CN110442680A

CN110442680A - The embedded vector generation method of the ideograph of view-based access control model

Info

Publication number: CN110442680A
Application number: CN201910717710.9A
Authority: CN
Inventors: 刘斌
Original assignee: Southwestern University Of Finance And Economics
Current assignee: Southwestern University Of Finance And Economics
Priority date: 2019-08-05
Filing date: 2019-08-05
Publication date: 2019-11-12

Abstract

The invention discloses a kind of embedded vector generation methods of the ideograph of view-based access control model, this method includes that content of text is generated corresponding mask picture according to recognition unit, generate black background picture corresponding with mask picture, mask picture is superimposed on single channel gray scale picture of the synthesis based on content of text on background picture, extracts coding vector of the corresponding gray matrix of single character as corresponding character.The embedded vector generation method of the ideograph of view-based access control model proposed by the present invention can simplify natural language processing process, significantly improve the efficiency of computer disposal content of text.

Description

The embedded vector generation method of the ideograph of view-based access control model

Technical field

The invention belongs to natural language processing technique fields, and in particular to a kind of ideograph of view-based access control model it is embedded to Measure generation method.

Background technique

In the field natural language processing (Nature Language Processing), in order to allow computer understanding word Or the meaning of character, it usually needs word or character are encoded, that is, uniformly change into word or character corresponding Real vector, each word or character correspond a real vector.To word or character after coding, natural language Processing Algorithm can handle vector directly to achieve the purpose that understand word or character.Term vector is largely applied to text at present This classification, text emotion analysis, machine are read, the fields such as machine translation.

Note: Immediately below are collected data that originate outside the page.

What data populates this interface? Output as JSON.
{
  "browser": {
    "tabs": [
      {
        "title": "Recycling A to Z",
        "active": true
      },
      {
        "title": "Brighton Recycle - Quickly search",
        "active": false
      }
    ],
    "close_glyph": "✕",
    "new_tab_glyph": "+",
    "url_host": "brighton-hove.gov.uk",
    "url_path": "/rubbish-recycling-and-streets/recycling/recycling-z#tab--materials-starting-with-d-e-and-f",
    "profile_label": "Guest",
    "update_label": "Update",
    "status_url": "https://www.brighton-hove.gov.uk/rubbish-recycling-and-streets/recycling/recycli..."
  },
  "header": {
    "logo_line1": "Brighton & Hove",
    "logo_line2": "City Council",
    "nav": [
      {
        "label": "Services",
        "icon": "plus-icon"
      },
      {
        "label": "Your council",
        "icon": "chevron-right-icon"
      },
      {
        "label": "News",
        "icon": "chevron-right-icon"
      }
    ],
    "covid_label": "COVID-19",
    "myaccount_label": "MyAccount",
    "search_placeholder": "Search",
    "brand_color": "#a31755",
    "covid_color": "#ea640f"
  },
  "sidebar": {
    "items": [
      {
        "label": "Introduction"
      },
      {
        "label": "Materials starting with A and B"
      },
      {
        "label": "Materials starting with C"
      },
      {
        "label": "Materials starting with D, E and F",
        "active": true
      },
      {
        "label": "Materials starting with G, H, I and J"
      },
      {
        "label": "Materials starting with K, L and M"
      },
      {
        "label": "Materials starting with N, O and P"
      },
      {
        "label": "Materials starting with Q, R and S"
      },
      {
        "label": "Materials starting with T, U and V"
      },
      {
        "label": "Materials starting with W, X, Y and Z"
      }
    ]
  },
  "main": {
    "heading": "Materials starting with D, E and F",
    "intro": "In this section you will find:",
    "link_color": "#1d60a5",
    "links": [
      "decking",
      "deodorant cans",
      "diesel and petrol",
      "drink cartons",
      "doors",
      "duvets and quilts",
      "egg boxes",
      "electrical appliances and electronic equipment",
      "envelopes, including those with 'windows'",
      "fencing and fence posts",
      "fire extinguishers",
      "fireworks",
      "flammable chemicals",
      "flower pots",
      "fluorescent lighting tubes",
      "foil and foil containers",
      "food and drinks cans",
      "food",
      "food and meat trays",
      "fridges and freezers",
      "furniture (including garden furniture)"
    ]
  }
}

Two kinds of presently most universal term vector coding modes are only heat (one- based on dictionary or character repertoire respectively Hot) coding and the word2vec method (such as skip-gram, CBOW, GLOVE etc.) based on distributed term vector model.

One-hot coding be according to dictionary length, for each word construct a corresponding, unique higher-dimension two-value to Amount, only one component of a vector of this binary set are equal to 1, remaining component is all 0.Assuming that the word occurred in statistics corpus Number be 10000 (usually to reject low-frequency word), then dictionary length be 10000, and in dictionary first word term vector etc. In (1,0,0 ..., 0), the term vector of second word is (0,1,0 ..., 0), the term vector of i-th of word be (0 ... 0,1, 0 ..., 0), i.e., i-th of component is 1, remaining component is all 0.

Distributed term vector is the word for expressing to occur in dictionary with the continuous real vector of a low dimensional.It is distributed One Important Thought of term vector is word2vec, i.e., first for one 100 dimension of each word random initializtion it is random to Amount, is then continuously updated term vector according to the relative positional relationship that word occurs in the sentence of corpus, finally obtains every The unique expression of the distribution of the term vector of one word.The benefit of this method is that the distance between term vector relationship can be approximate React the semantic relation between word in ground.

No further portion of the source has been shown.